Mindfulness techniques have been demonstrated in studies to improve overall health for both emotional and physical well-being, as well as to modify the brain and behavior, which may lead to greater focus, concentration, and athletic performance. Improved mental focus can mean the difference between success and failure for your client, whether he or she is a professional, elite, or amateur athlete, or merely a weekend warrior.
Mindfulness Practices and Concepts
Positive Self-Talk and Positivity
Most of us have a constant mental monologue going on in our heads. The key to using positive self-talk to increase performance and manage anxiety is to be aware of your inner monologue and focus on how to effectively regulate it to obtain the greatest results. Individuals must pay attention to their inner dialogue in order to identify negative self-talk and, over time, learn to shift the narrative and tone to positive affirmations. As an example:
Negative self-talk: “I’m too lazy to wake up early for morning workouts.”
Positive self-talk: “I can and will get to bed early in order to be ready for early morning workouts.”
Yoga, which literally means “union of mind and body,” is a physical mindfulness practice that has been shown to help people of all ages. There are numerous yoga practices accessible, and athletes may need to determine which yoga style is most suited to their individual sport. Powerlifters, sprinters, and other athletes involved in high-intensity sports, for example, may benefit from slower yoga practices. Restorative yoga is another healing practice that employs supported postures sustained for prolonged periods of time; this style of yoga promotes rest and relaxation while also assisting in the release of stress in the body and mind.
Yoga Nidra, which translates to “yogic sleep,” is a passive technique that incorporates the use of a guided meditation that puts you to sleep and promotes profound mental relaxation. It is intended to train the conscious mind to remain alert while delving deeply into various degrees of dream and sleep states. When this happens, the brain and body are entirely relaxed, and the benefits of sleep are realized, but in a much shorter period of time.
Journaling is widely recognized as a method of fostering wellness. While many athletes keep a training log, journaling is a mindfulness technique that can help athletes go to an internal space to figure things out and deliberate on how to reach future goals. Journaling is a written description of an athlete’s perceptions and reflections on their performances, accomplishments, and failures. Journaling also allows athletes to investigate their inner lives and make adjustments in their outer lives, resulting in increased self-awareness, confidence, and personal progress.

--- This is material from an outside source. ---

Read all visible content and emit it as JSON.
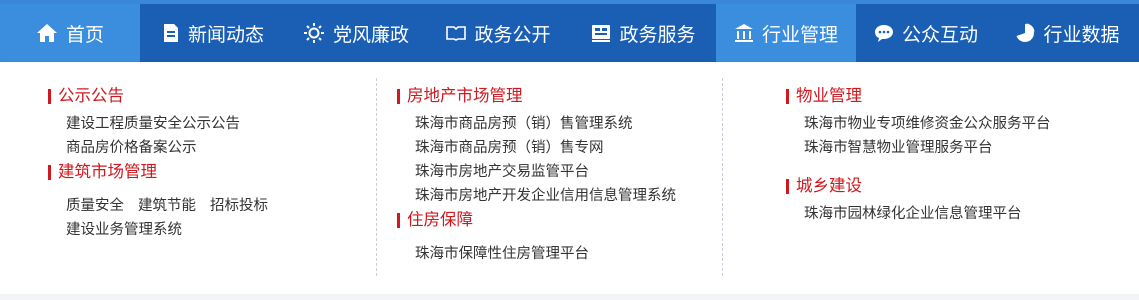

According to research, meditation may provide advantages compared to standard therapy for some people. The researchers were able to pinpoint the physical changes—on a molecular level—that occur as a result of mindful meditation practice, so expanding our understanding of how a consistent meditation practice boosts overall health, reduces stress, and improves performance in athletes. Meditation can also help athletes overcome negative thoughts and sports anxiety, allowing them to concentrate on their skills in the current moment and perform better.